In March 2025, the South Carolina Department of Education introduced an initiative modeled after the Excellence in Teaching Awards. The department allocated $5 million in merit-based rewards for teachers at 37 schools across the state.

=== Modern Minds ===
In 2020, in partnership with the Medical University of South Carolina, Navarro founded Modern Minds, a mental wellness center that uses holistic health strategies to help adults living with anxiety or depression. In 2025, Modern Minds merged with Synchronicity.

=== Charleston Community Projects ===

==== Union Pier ====
In March 2024, the State Ports Authority (SPA) in Charleston unanimously approved selling Navarro Union Pier, a 65-acre site that functioned as a cruise ship terminal and concrete parking lot. It was the last large piece of undeveloped historic property in downtown Charleston.

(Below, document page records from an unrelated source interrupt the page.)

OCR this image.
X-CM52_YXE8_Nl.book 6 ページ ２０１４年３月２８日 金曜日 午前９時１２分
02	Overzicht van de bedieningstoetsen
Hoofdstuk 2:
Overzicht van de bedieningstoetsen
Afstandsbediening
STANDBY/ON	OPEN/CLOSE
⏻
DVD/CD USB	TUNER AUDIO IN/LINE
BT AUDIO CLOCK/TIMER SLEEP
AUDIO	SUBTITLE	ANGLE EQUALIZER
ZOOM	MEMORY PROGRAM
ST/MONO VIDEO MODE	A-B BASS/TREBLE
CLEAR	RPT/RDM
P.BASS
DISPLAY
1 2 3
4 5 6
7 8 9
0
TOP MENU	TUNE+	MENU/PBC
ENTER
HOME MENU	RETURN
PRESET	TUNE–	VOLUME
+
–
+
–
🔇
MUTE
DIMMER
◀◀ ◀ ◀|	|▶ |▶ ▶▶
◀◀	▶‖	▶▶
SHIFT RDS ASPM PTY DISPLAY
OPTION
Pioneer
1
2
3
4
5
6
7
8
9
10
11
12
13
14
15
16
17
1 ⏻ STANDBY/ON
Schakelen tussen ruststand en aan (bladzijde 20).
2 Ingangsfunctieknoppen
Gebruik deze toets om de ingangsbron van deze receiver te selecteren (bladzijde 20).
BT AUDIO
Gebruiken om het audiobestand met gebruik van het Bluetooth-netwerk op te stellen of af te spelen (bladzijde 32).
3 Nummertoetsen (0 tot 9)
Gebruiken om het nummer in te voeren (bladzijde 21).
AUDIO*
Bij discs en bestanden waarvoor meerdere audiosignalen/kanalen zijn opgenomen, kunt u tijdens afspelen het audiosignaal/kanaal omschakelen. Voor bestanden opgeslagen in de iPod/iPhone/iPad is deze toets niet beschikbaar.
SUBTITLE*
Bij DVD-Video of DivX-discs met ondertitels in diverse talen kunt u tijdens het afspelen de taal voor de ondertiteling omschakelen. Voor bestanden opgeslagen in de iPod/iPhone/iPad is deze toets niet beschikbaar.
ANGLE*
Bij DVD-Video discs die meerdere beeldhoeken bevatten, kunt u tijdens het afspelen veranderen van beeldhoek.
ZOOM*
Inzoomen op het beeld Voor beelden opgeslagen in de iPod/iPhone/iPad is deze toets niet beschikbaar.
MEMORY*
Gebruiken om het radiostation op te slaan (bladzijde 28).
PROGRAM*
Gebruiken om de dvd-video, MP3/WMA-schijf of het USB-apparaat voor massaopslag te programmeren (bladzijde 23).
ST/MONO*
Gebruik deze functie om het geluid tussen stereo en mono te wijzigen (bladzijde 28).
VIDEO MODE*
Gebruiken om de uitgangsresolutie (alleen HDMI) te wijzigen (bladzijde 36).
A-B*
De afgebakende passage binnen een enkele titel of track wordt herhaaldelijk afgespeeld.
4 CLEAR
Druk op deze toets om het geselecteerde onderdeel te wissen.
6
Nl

The SPA stated its "faith" in Navarro to redevelop the site into a green space with residential development that included affordable housing. The deal is expected to close in 2027.

At the time of the deal's approval, Navarro's starting tenets for the redevelopment were focused on making the site a welcoming and accessible waterfront destination. He wanted to remove cruise ship operations, reduce overall density compared to prior proposals, and incorporate plenty of open space. Additional tenets included providing public access to the waterfront, working to match Charleston's architectural and cultural identity, and establishing a resiliency plan to address flooding.

In October 2025, Navarro shared a public update on the project through the publication The Post and Courier. That same month, the SPA completed the restoration and stabilization of the historic Bennett Rice Mill. The Mill sits within Union Pier and, according to The Post and Courier, was “widely regarded as the only structure worthy of saving” on the property. It is expected to play a prominent role in Beemok Capital’s redevelopment plans.

==== The Carroll Building and the College of Charleston ====

In September 2025, Beemok Capital purchased the Carroll Building, which had been abandoned for many years. The building and land were donated to the College of Charleston to be the site of a new business school.

The Carroll Building sits adjacent to Union Pier.

==Personal life==
Ben Navarro is married to Kelly; they have four children and live in Charleston, South Carolina. Their daughter, Emma Navarro is a professional tennis player who currently plays on the WTA Tour. Navarro teaches a course on intentionality in the School of Business at the College of Charleston. As of 2025, Navarro has gifted two downtown Charleston properties to the College of Charleston, the most recent of these being a new intentionality center.

In 2021, Navarro contributed $500,000 to a political action committee (PAC) supporting Tim Scott. In 2023, he contributed $5 million to the PAC.